Canton Repository

February 15, 2003

Local projects get federal funding of $5M through Regula

Copley Washington correspondent

WASHINGTON — More than $5 million more in federal aid is on the way to Stark County and environs after Rep. Ralph Regula wrote it into a $397.4 billion spending bill passed by Congress on Thursday.

Among the assistance is $2 million to build a YMCA between Massillon and Navarre in western Stark County. The facility also will serve parts of Holmes, Wayne and Tuscarawas counties.

The congressman’s office said the YMCA will combine with Children’s Hospital Medical Center of Akron to provide health and developmental services to children and families, including the local Amish population.
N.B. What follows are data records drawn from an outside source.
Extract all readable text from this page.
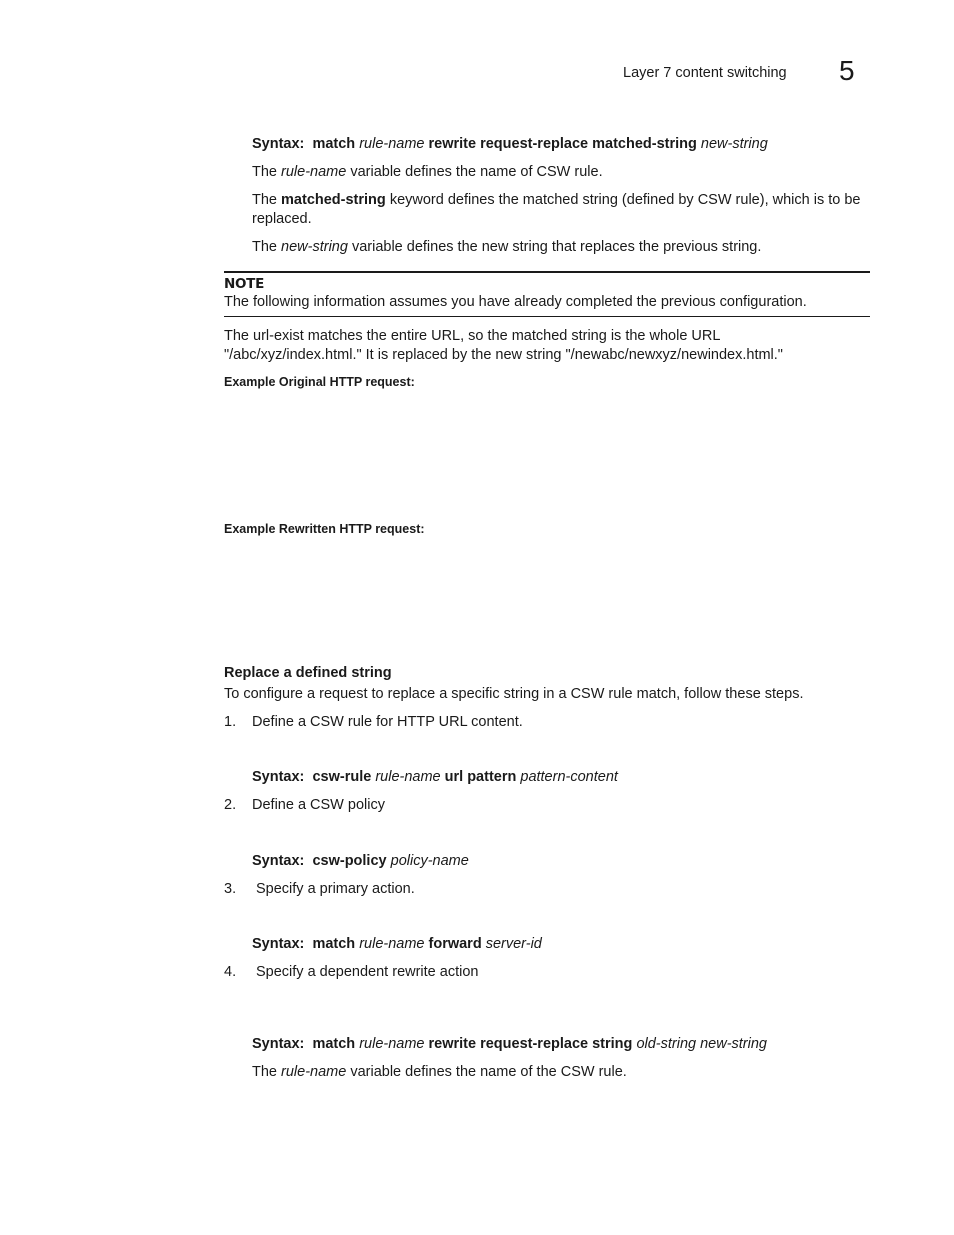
Layer 7 content switching 5
Syntax: match rule-name rewrite request-replace matched-string new-string
The rule-name variable defines the name of CSW rule.
The matched-string keyword defines the matched string (defined by CSW rule), which is to be replaced.
The new-string variable defines the new string that replaces the previous string.
NOTE
The following information assumes you have already completed the previous configuration.
The url-exist matches the entire URL, so the matched string is the whole URL
"/abc/xyz/index.html." It is replaced by the new string "/newabc/newxyz/newindex.html."
Example Original HTTP request:
Example Rewritten HTTP request:
Replace a defined string
To configure a request to replace a specific string in a CSW rule match, follow these steps.
1. Define a CSW rule for HTTP URL content.
Syntax: csw-rule rule-name url pattern pattern-content
2. Define a CSW policy
Syntax: csw-policy policy-name
3. Specify a primary action.
Syntax: match rule-name forward server-id
4. Specify a dependent rewrite action
Syntax: match rule-name rewrite request-replace string old-string new-string
The rule-name variable defines the name of the CSW rule.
Regula, R-Bethlehem Township, was able to direct the money to his district because he is an influential member of the powerful House Appropriations Committee, which writes congressional spending bills.

The multibillion-dollar spending bill, finally approved more than four months after its deadline, will finance federal government operations until Oct. 1.

Critics of the measure said it is loaded with “pork,” or unnecessary spending on state or local projects written in by lawmakers looking after their constituents.

Regula defended his “earmarks,” which he said in a prepared statement “will go directly toward improving health-care access and quality.”

Aultman Hospital will receive $1 million, which combined with hospital funds, will pay for expansion and renovation of the Canton hospital. Another $1 million is headed to Malone College in Canton, where it will help with construction of a nursing school facility.

More health-related assistance goes to Alliance Community Hospital, which is receiving $600,000 for the fight against peripheral vascular diseases such as Raynaud’s disease. The funds will pay for equipment and other costs in a program to screen people for the disease, provide preventive education and treatment.

In Wayne County, Dunlop Memorial Hospital in Orrville will get $750,000 for renovation and expansion.

Another $500,000 is headed to Boys’ Village in Smithville for the construction of a family and youth resource center. The nonprofit organization provides treatment to troubled youths.